Lately, my social media feeds have been full of Barbie-branded memes, AI-generated photos that you can put a picture of yourself and “become an instant Barbie,” and pink. Lots and lots of pink.

The Barbie marketing team has been working overtime to make it feel like we live “in a Barbie world.”

This has only further proved the following:

Capitalism is alive and well, and Barbie is now a spokeswoman.

Here are a few thoughts on this marketing masterpiece:

In a 2015 article titled “Barbie is Dead,” CNN declared the end of Barbie’s reign. Fast forward eight years, and here we are…movie theaters are throwing “Barbie Blowout Parties” to promote the new movie and plastering Barbie’s face on cups, blankets, and popcorn tins.

It’s nearly impossible not to know about this new Barbie movie. It’s everywhere. After running to Cold Stone this past weekend to celebrate “National Ice Cream Day, I had to indulge in this said “Barbie capitalism” and test out the exclusive Cold Stone ice cream flavor “All That Glitters is Pink.” I regret to inform you that it tasted too much like plastic, if you know what I mean—a true shame.

Companies are using this opportunity to their advantage. Progressive, an insurance company, is running commercials on purchasing insurance for your dream home, just like “Barbie’s Dream House.”

Oh, and the by the way, in a partnership with Airbnb, you can now book a stay at Barbie’s real-life Malibu Dream House.

As we consider the overall definition of capitalism and how “hot” products, here are three examples of how Barbie has become the latest real-life example of capitalism and free enterprise:

  1. Consumerism

Barbie, with her myriad variations, accessories, and affiliated products, reflects the consumerist aspect of capitalism.

The frequent release of new Barbie dolls stimulates demand, encouraging consumers to purchase new versions or additions continually. Specifically, in this upcoming new movie, products strictly centered around the film and the leading actors are now in its section of demand.

  1. Innovation and Adaptation

Over time, Barbie has evolved to represent a broader range of body types, professions, ethnicities, and social roles in response to societal changes and market demands.
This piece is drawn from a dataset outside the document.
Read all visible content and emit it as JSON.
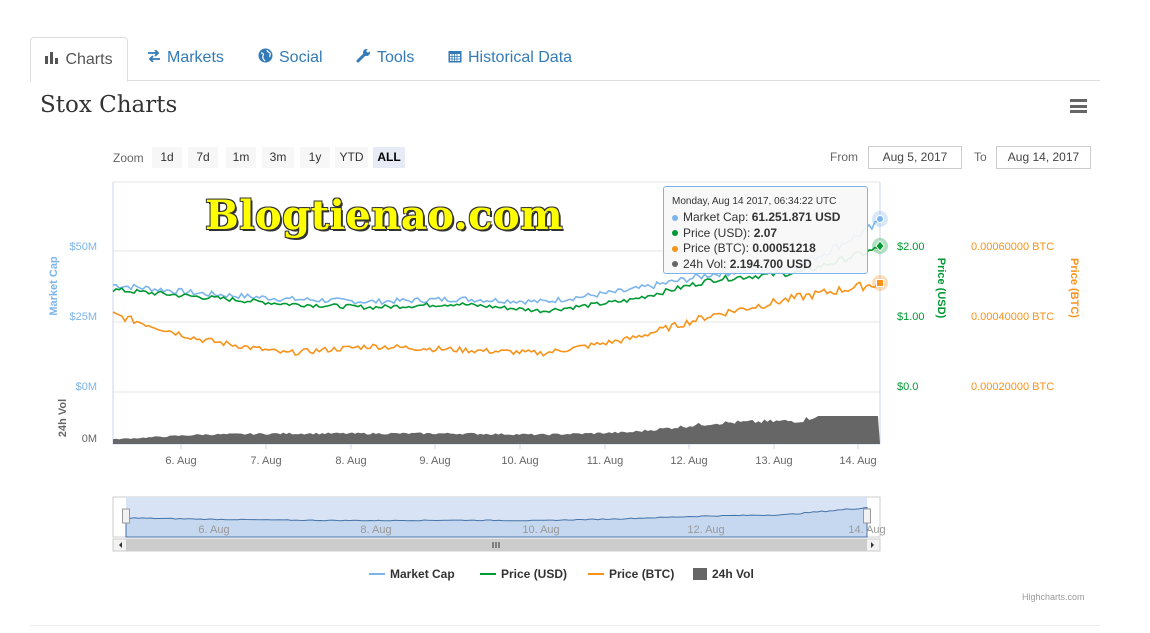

Considering social roles, the upcoming Barbie movie is partnering with a national non-profit organization to focus on female empowerment. Their phrase: “Help Girls Everywhere Achieve Their Dreams,” is featured on the film’s official website and includes a video of lead actress Margot Robbie asking for donations to help ensure that “all girls have an equal opportunity to achieve success by providing resources that build confidence and help them excel in school.”
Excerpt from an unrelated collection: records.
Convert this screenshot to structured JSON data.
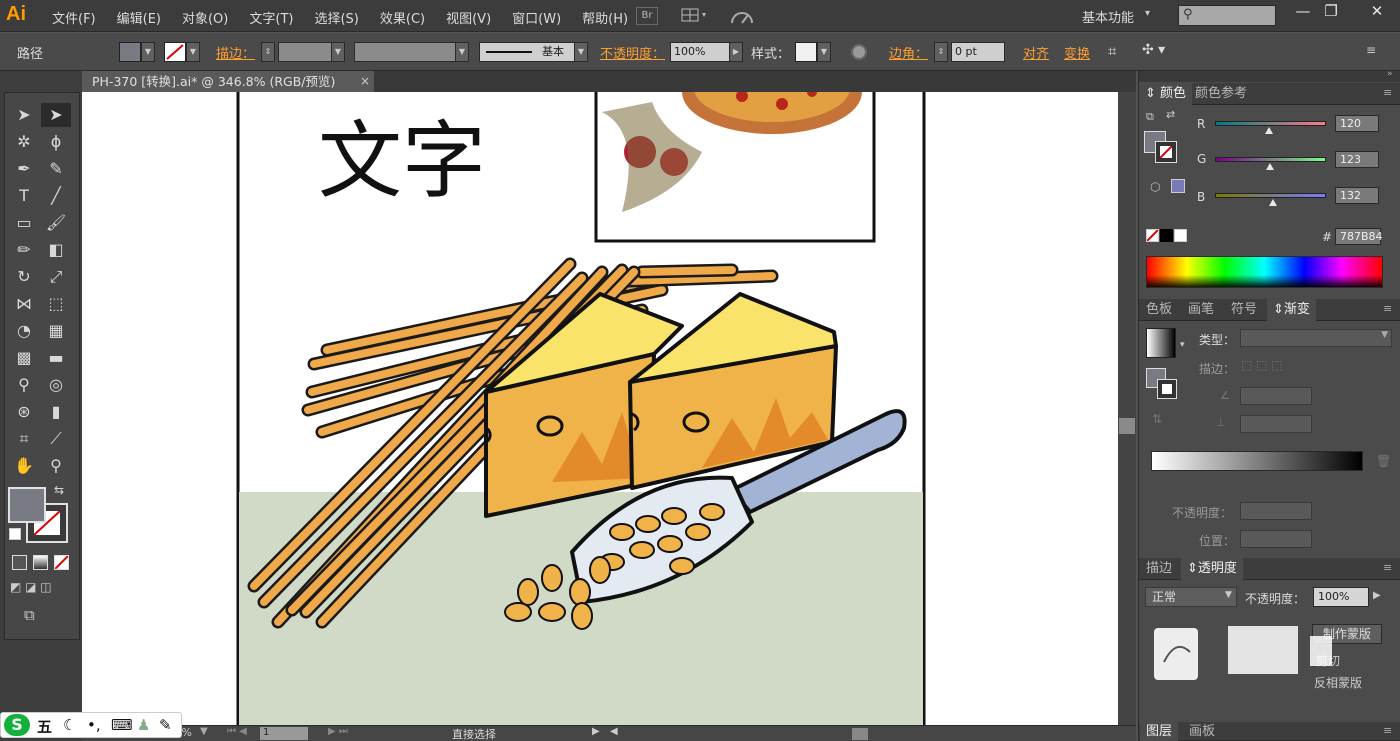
{
  "app": {
    "logo": "Ai"
  },
  "menu": {
    "items": [
      "文件(F)",
      "编辑(E)",
      "对象(O)",
      "文字(T)",
      "选择(S)",
      "效果(C)",
      "视图(V)",
      "窗口(W)",
      "帮助(H)"
    ],
    "br_label": "Br",
    "workspace": "基本功能"
  },
  "control_bar": {
    "object_type": "路径",
    "stroke_label": "描边：",
    "stroke_style": "基本",
    "opacity_label": "不透明度：",
    "opacity_value": "100%",
    "style_label": "样式：",
    "corner_label": "边角：",
    "corner_value": "0 pt",
    "align_label": "对齐",
    "transform_label": "变换"
  },
  "document": {
    "tab_title": "PH-370 [转换].ai* @ 346.8% (RGB/预览)",
    "close_glyph": "×",
    "artwork_text": "文字"
  },
  "status_bar": {
    "zoom": "346.8%",
    "page": "1",
    "tool_name": "直接选择"
  },
  "ime": {
    "chars": [
      "五"
    ]
  },
  "color_panel": {
    "tabs": [
      "颜色",
      "颜色参考"
    ],
    "r_label": "R",
    "r_value": "120",
    "g_label": "G",
    "g_value": "123",
    "b_label": "B",
    "b_value": "132",
    "hex_label": "#",
    "hex_value": "787B84"
  },
  "swatch_panel": {
    "tabs": [
      "色板",
      "画笔",
      "符号",
      "渐变"
    ],
    "type_label": "类型：",
    "stroke_label": "描边：",
    "opacity_label": "不透明度：",
    "location_label": "位置："
  },
  "transparency_panel": {
    "tabs": [
      "描边",
      "透明度"
    ],
    "blend_mode": "正常",
    "opacity_label": "不透明度：",
    "opacity_value": "100%",
    "make_mask": "制作蒙版",
    "clip_label": "剪切",
    "invert_label": "反相蒙版"
  },
  "layers_panel": {
    "tabs": [
      "图层",
      "画板"
    ]
  },
  "colors": {
    "fill": "#787b84",
    "accent_orange": "#ff9f32",
    "canvas_bg": "#ffffff",
    "table_color": "#d0dac6",
    "cheese": "#f0b34a",
    "cheese_top": "#f9e36a",
    "pasta": "#f0a94a"
  }
}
This example reflects capitalism’s capacity for innovation and adaptation to changing market and societal conditions.

  1. Globalization

Barbie is a worldwide brand, illustrating the global reach of certain brands and products within capitalism. This global market allows for increased profits and the spreading specific cultural values or images.

For example, The Barbie Movie focuses on more than just the United States. It will hold a global movie tour with several international cities, including Toronto, Sydney, Seoul, Mexico City, London, and Berlin.

This a perfect example of Joseph Schumpeter’s creative destruction. 

While I am very excited to relive my childhood by seeing this movie on opening night and doing so in full, “Barbie pink,” of course, I think I’m more curious to see how this massive marketing ploy pays off at the box office and in the weeks, months, and years to come.

While most films’ main concern is getting people in the theatre, Barbie has difficulty finding seats for consumers to take in the new free enterprise.

How long will this Barbie craze last? Will another article be published about Barbie being “dead” in the coming years?

Only time will tell.

Until then, I will continue to enjoy the effects of “Barbie capitalism” by contributing to it on Thursday night at the movie theatre.